Python 反转索引列表_Python_List

Python 反转索引列表

python list

Python 反转索引列表,python,list,Python,List,我有一个索引列表，例如 a = [ [2], [0, 1, 3, 2], [1], [0, 3] ] 我现在想“反转”这个列表：数字0出现在索引1和3中，因此： b = [ [1, 3], [1, 2], [0, 1], [1, 3] ] 有没有关于如何快速完成的提示？（我正在处理的列表可能很大。）好处：我知道每个索引在a中正好出现两次（就像上面的例子一样）。使用字典收集反向索引，使用枚举（）为a条目生成索引：

我有一个索引列表，例如

a = [
    [2],
    [0, 1, 3, 2],
    [1],
    [0, 3]
    ]

我现在想“反转”这个列表：数字

出现在索引

和

中，因此：

b = [
    [1, 3],
    [1, 2],
    [0, 1],
    [1, 3]
    ]

有没有关于如何快速完成的提示？（我正在处理的列表可能很大。）

好处：我知道每个索引在

中正好出现两次（就像上面的例子一样）。

使用字典收集反向索引，使用

枚举（）

为

条目生成索引：

inverted = {}
for index, numbers in enumerate(a):
    for number in numbers:
        inverted.setdefault(number, []).append(index)

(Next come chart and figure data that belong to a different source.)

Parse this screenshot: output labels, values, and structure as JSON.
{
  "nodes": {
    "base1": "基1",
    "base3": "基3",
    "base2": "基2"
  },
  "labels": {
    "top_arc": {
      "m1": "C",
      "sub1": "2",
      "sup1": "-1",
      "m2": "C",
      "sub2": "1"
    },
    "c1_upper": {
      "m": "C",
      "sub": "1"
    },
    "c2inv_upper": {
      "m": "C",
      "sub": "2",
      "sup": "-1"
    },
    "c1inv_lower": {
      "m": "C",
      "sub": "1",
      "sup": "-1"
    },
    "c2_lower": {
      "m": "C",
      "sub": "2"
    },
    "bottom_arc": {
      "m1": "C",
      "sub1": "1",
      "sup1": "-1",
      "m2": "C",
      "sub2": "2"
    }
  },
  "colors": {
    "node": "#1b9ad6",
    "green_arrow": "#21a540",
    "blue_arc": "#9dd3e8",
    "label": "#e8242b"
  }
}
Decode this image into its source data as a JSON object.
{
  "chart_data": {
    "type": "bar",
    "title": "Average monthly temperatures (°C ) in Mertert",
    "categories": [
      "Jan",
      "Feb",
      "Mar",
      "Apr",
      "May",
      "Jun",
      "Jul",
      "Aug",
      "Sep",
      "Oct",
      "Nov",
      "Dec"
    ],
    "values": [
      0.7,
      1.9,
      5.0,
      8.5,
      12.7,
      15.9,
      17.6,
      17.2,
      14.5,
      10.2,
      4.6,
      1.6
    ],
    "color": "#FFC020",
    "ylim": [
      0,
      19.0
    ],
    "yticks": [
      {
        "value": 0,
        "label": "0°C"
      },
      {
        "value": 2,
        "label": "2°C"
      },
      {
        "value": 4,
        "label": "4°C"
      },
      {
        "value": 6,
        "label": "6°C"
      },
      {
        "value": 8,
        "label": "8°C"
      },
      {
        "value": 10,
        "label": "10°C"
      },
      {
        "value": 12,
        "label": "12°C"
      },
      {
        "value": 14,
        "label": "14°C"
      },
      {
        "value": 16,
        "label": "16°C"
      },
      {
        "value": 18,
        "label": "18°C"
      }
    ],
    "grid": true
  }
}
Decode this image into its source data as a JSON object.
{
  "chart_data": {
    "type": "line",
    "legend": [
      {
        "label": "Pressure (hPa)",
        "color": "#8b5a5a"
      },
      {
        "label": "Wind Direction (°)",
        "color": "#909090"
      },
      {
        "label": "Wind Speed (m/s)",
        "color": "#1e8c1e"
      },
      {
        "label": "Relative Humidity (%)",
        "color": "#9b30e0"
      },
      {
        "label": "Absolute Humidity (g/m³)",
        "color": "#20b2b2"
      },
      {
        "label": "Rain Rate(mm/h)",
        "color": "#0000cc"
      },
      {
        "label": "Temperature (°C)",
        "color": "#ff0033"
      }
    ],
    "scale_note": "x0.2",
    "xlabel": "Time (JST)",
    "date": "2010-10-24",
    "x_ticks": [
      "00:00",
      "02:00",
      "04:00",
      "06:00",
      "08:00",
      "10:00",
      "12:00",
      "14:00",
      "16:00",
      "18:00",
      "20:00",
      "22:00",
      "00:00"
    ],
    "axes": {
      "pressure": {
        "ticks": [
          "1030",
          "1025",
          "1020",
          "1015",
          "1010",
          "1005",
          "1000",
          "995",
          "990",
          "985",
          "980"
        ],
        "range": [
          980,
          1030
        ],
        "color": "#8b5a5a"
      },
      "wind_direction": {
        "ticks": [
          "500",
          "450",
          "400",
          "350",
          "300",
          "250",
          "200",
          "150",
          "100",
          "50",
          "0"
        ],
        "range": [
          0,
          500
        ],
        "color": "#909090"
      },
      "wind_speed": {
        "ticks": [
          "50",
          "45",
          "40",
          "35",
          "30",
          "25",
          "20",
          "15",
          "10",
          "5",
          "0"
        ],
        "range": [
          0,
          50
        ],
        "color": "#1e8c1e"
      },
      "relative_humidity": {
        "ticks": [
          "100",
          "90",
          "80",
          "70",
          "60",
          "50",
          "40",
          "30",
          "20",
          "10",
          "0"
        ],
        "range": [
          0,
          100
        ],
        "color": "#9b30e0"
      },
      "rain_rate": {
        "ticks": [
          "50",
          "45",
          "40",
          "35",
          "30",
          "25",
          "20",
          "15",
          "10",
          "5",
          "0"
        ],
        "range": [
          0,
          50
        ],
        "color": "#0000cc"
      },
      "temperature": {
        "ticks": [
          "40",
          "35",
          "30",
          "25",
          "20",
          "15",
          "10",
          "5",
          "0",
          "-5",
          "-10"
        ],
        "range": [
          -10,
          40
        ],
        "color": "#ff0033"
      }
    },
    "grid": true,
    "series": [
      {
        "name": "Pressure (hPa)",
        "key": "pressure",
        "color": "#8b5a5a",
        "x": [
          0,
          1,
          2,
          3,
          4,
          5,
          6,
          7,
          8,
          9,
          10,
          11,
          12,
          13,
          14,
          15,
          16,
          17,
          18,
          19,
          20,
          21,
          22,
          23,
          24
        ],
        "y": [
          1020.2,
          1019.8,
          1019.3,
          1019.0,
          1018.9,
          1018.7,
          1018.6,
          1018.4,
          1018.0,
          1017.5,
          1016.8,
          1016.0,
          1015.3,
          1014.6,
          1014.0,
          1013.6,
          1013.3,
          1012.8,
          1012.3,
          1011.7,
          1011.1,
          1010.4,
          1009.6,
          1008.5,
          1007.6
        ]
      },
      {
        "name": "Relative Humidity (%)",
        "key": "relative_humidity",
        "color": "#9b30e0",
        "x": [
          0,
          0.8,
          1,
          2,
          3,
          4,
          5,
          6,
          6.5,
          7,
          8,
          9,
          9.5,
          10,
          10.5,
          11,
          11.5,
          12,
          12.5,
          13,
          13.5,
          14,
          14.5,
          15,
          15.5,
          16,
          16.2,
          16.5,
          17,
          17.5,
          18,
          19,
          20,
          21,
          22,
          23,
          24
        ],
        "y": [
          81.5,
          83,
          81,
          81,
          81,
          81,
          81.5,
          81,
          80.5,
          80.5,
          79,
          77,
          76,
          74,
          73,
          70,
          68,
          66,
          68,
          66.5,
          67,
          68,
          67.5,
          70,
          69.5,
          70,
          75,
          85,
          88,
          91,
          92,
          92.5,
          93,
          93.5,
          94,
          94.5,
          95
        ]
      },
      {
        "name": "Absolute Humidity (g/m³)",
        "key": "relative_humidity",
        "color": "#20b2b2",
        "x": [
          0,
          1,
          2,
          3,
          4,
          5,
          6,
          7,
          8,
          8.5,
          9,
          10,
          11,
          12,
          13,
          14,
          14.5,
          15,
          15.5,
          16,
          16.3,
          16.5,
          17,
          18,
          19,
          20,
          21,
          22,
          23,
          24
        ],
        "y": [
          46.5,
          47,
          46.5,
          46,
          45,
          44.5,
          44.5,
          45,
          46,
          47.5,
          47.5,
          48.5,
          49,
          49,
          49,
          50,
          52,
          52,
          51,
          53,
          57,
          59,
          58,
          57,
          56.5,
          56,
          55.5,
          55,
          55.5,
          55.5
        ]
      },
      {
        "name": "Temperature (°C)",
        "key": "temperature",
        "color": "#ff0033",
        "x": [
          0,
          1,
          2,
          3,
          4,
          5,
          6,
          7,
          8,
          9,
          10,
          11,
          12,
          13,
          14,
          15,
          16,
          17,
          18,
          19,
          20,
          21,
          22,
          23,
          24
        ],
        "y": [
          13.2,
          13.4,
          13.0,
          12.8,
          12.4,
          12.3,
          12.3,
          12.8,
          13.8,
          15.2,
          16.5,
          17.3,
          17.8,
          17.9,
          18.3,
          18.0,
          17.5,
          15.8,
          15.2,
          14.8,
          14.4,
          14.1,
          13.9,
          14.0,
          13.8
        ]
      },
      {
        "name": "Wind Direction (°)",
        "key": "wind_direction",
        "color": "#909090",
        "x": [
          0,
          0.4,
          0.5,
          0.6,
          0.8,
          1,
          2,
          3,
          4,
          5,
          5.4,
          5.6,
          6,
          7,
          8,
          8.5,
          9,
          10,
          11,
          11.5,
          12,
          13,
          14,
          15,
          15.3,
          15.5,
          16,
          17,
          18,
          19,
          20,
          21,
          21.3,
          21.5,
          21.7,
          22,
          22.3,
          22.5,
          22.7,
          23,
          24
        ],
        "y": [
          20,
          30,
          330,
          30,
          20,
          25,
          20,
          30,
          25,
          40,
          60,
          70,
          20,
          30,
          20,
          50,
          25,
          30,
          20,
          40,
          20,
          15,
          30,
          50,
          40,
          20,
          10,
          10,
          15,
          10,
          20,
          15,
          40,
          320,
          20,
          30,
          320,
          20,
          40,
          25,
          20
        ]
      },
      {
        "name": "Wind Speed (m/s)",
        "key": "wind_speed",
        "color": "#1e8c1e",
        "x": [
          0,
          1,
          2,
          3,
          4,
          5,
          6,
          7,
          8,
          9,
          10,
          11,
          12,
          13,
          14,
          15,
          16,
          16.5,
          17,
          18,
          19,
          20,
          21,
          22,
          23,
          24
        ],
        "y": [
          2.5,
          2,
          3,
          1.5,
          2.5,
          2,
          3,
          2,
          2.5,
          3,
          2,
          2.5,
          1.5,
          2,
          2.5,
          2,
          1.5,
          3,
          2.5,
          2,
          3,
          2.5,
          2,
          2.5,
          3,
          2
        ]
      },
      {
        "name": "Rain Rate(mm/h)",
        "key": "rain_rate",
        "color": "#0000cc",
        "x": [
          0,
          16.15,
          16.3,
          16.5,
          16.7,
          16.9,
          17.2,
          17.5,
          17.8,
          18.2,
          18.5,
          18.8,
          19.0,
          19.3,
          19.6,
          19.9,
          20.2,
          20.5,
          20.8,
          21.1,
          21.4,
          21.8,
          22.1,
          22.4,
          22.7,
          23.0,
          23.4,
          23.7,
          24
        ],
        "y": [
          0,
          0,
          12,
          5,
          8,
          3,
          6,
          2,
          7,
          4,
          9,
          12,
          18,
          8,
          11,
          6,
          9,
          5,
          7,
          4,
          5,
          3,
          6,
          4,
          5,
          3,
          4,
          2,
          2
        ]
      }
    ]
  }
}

b = [inverted.get(i, []) for i in range(max(inverted) + 1)]

字典为您提供了有效的随机访问来添加反转，但这确实意味着您需要考虑反转中可能缺少的索引，因此

范围（max（inversed））

循环以确保覆盖0和最大值之间的所有索引

演示：

使用字典将反向索引收集到，使用

enumerate（）

为

条目生成索引：

inverted = {}
for index, numbers in enumerate(a):
    for number in numbers:
        inverted.setdefault(number, []).append(index)

b = [inverted.get(i, []) for i in range(max(inverted) + 1)]

字典为您提供了有效的随机访问来添加反转，但这确实意味着您需要考虑反转中可能缺少的索引，因此

范围（max（inversed））

循环以确保覆盖0和最大值之间的所有索引

演示：

假设每个索引只出现两次，则以下代码有效：

from itertools import chain

a = [[2],
     [0, 1, 3, 2],
     [1],
     [0, 3]]

b = (max(chain(*a)) + 1) * [None]

for i, lst in enumerate(a):
    for j in lst:
        if not b[j]:
            b[j] = [i, None]
        else:
            b[j][1] = i

正如@smarx所指出的，如果我们进一步假设

len（a）

表示值的范围，如示例中所示，上述解决方案可以简化为：

a = [[2],
     [0, 1, 3, 2],
     [1],
     [0, 3]]

b = len(a) * [[None]]

for i, lst in enumerate(a):
    for j in lst:
        if not b[j]:
            b[j] = [i, None]
        else:
            b[j][1] = i

编辑： 解决方案比较。

对于大型数组，使用

append

不是最佳选择，因为它会重新分配内存。因此，在数组

上循环两次可能会更快

为了测试它，我创建了一个函数

gen_list

，它根据问题的假设生成一个列表。守则如下：

# This answer's solution
def solution1(a):
    from itertools import chain

    b = (max(chain(*a)) + 1)* [None]

    for i, lst in enumerate(a):
        for j in lst:
            if not b[j]:
                b[j] = [i, None]
            else:
                b[j][1] = i

    return b


# smarx's solution
def solution2(a):
    b = []

    for i, nums in enumerate(a):

        # For each number found at this index
        for num in nums:

            # If needed, extend b to cover the new needed range
            for _ in range(num + 1 - len(b)):
                b.append([])

            # Store the index
            b[num].append(i)

    return b


# Martijn Pieters's solution
def solution3(a):
    inverted = {}
    for index, numbers in enumerate(a):
        for number in numbers:
            inverted.setdefault(number, []).append(index)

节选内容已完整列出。